辺野古の浜に“座り込みテント村”--平和をつくりだす働きだから非暴力で

普天間基地移設問題で、沖縄の人たちは政治に翻弄され続けている。2009年8月、民主党政権が発足して鳩山由紀夫元首相は移設先を「最低でも県外」と公言し、翌年1月には名護市辺野古への移設に反対する稲嶺進氏が名護市長に当選する。県外移設への期待は高まるものの、同年5月に鳩山首相は県外移設を撤回、日米安全保障委員会で「辺野古移設」が合意される。11月の沖縄県知事選では、それまで辺野古移設を容認していた仲井真弘多氏が、県外移設を公約に掲げて再選。

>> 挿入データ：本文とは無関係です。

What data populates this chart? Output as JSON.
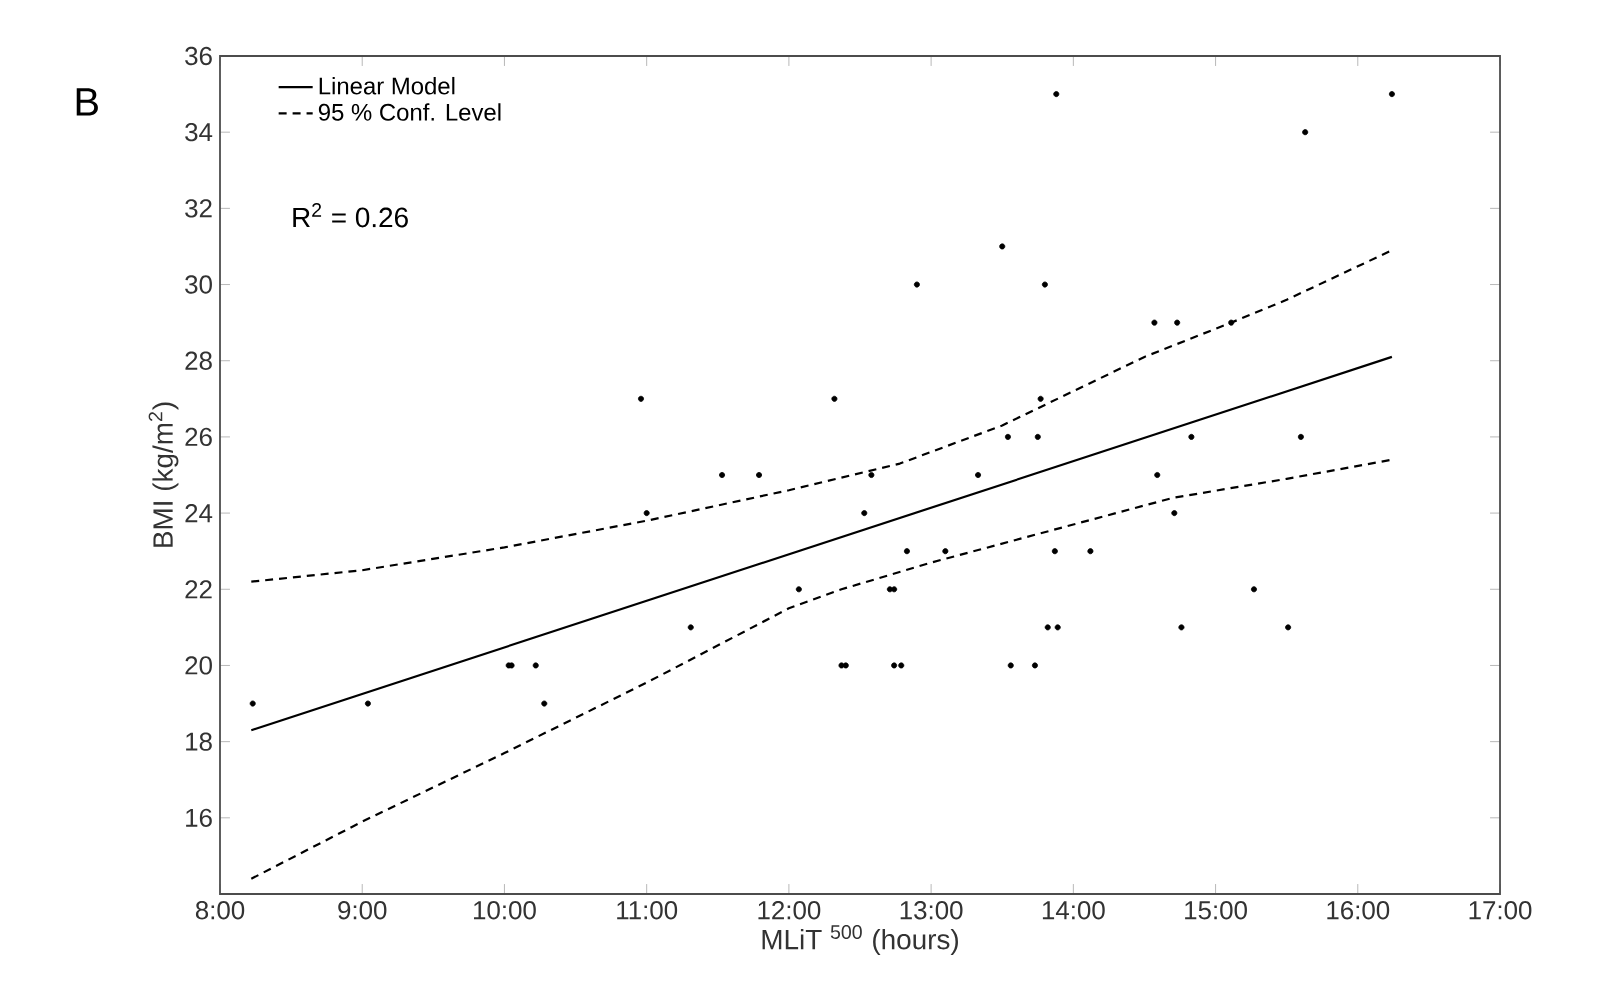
{
  "chart_data": {
    "type": "scatter",
    "xlabel": "MLiT $^{500}$ (hours)",
    "ylabel": "BMI (kg/m$^{2}$)",
    "annotations": [
      "B",
      "R$^{2}$ = 0.26"
    ],
    "xlim": [
      8,
      17
    ],
    "ylim": [
      14,
      36
    ],
    "xticks": [
      {
        "value": 8,
        "label": "8:00"
      },
      {
        "value": 9,
        "label": "9:00"
      },
      {
        "value": 10,
        "label": "10:00"
      },
      {
        "value": 11,
        "label": "11:00"
      },
      {
        "value": 12,
        "label": "12:00"
      },
      {
        "value": 13,
        "label": "13:00"
      },
      {
        "value": 14,
        "label": "14:00"
      },
      {
        "value": 15,
        "label": "15:00"
      },
      {
        "value": 16,
        "label": "16:00"
      },
      {
        "value": 17,
        "label": "17:00"
      }
    ],
    "yticks": [
      {
        "value": 14,
        "label": null
      },
      16,
      18,
      20,
      22,
      24,
      26,
      28,
      30,
      32,
      34,
      36
    ],
    "grid": false,
    "legend": "top left",
    "series": [
      {
        "color": "#000000",
        "marker": "circle",
        "x": [
          8.23,
          9.04,
          10.03,
          10.05,
          10.22,
          10.28,
          11.0,
          11.31,
          12.07,
          12.37,
          12.4,
          12.53,
          12.71,
          12.74,
          12.74,
          10.96,
          11.53,
          11.79,
          12.32,
          12.58,
          12.83,
          13.1,
          12.79,
          13.56,
          13.73,
          13.82,
          13.89,
          13.87,
          14.12,
          14.71,
          14.76,
          15.27,
          15.51,
          13.88,
          16.24,
          15.63,
          13.5,
          12.9,
          13.8,
          14.57,
          14.73,
          15.11,
          13.77,
          13.54,
          13.75,
          14.83,
          15.6,
          13.33,
          14.59
        ],
        "values": [
          19,
          19,
          20,
          20,
          20,
          19,
          24,
          21,
          22,
          20,
          20,
          24,
          22,
          22,
          20,
          27,
          25,
          25,
          27,
          25,
          23,
          23,
          20,
          20,
          20,
          21,
          21,
          23,
          23,
          24,
          21,
          22,
          21,
          35,
          35,
          34,
          31,
          30,
          30,
          29,
          29,
          29,
          27,
          26,
          26,
          26,
          26,
          25,
          25
        ]
      },
      {
        "type": "line",
        "name": "Linear Model",
        "color": "#000000",
        "line_style": "solid",
        "x": [
          8.22,
          16.24
        ],
        "values": [
          18.3,
          28.1
        ]
      },
      {
        "type": "line",
        "name": "95 % Conf. Level",
        "color": "#000000",
        "line_style": "dashed",
        "x": [
          8.22,
          9,
          10,
          11,
          12,
          12.78,
          13.5,
          14,
          14.5,
          15.11,
          15.5,
          16.24
        ],
        "values": [
          22.2,
          22.5,
          23.1,
          23.8,
          24.6,
          25.3,
          26.3,
          27.2,
          28.1,
          29.0,
          29.6,
          30.9
        ]
      },
      {
        "type": "line",
        "color": "#000000",
        "line_style": "dashed",
        "x": [
          8.22,
          9,
          10,
          11,
          12,
          12.37,
          13,
          14,
          14.7,
          15.5,
          16.24
        ],
        "values": [
          14.4,
          15.9,
          17.7,
          19.55,
          21.5,
          22.0,
          22.7,
          23.7,
          24.4,
          24.9,
          25.4
        ]
      }
    ]
  }
}
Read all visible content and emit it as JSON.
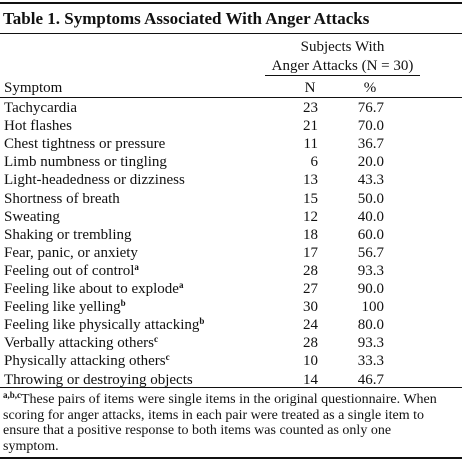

しかし、第2次安倍政権発足後、政府から沖縄県への辺野古埋立て申請を、13年12月公約に反して仲井真氏は承認してしまう。
現在、キャンプシュワブ(沖縄県名護市)沖合いの辺野古埋立て工事の準備が進められる中、基地周辺では今日も移設に反対する人たちの抗議行動が続けられている。浜辺には「へのこ すわりこみ テント村」が設けられ、8時から午後4時まで、人々が集まり訪問者を受け入れてくれる。新基地建設阻止という、10年以上にわたる、非暴力による命がけの厳しい戦いが続けられてきた、その拠点がここだ。
基地ゲート横の座り込みに参加する。案内してくださった石原艶子さん(那覇聖書研究会)は、行きすがら基地の警備員に向かって「今日も暑いね。ご苦労様」と声をかけながら歩いていく。ゲート横の歩道にはブルーシートがテントのようにかけられ、日よけが作られていた。それでも日差しは厳しい。60人以上はいただろうか。高齢者が多い。クリスチャンは1割ぐらいはいるのでは、と石原さんは言う。
11時過ぎ、プラカードを持ってゲート前での抗議行動が始まった。基地に向かって叫ぶ声は力強い。「これは、軍事基地は造らせない、権力の横暴は許さないという、沖縄の魂の叫びです。私たちの行動は、非暴力に徹しての、平和をつくる者としての行動です。ここにはクリスチャンだけでなく、仏教徒などの宗教者も多数いますが、みな平和をつくる者としての祈りを持ってこの闘いに参加しています。私も決して無理はしていません。神の前に決断し、導かれて参加しているんです」。自然体で語る石原さんだが、その言葉には凛とした響きがある。信仰者であるからこそ、当然そこにいる。あなたはどこにいるのか。沖縄の現実と向き合っているクリスチャンは、常に私たちに向けて問いかけている。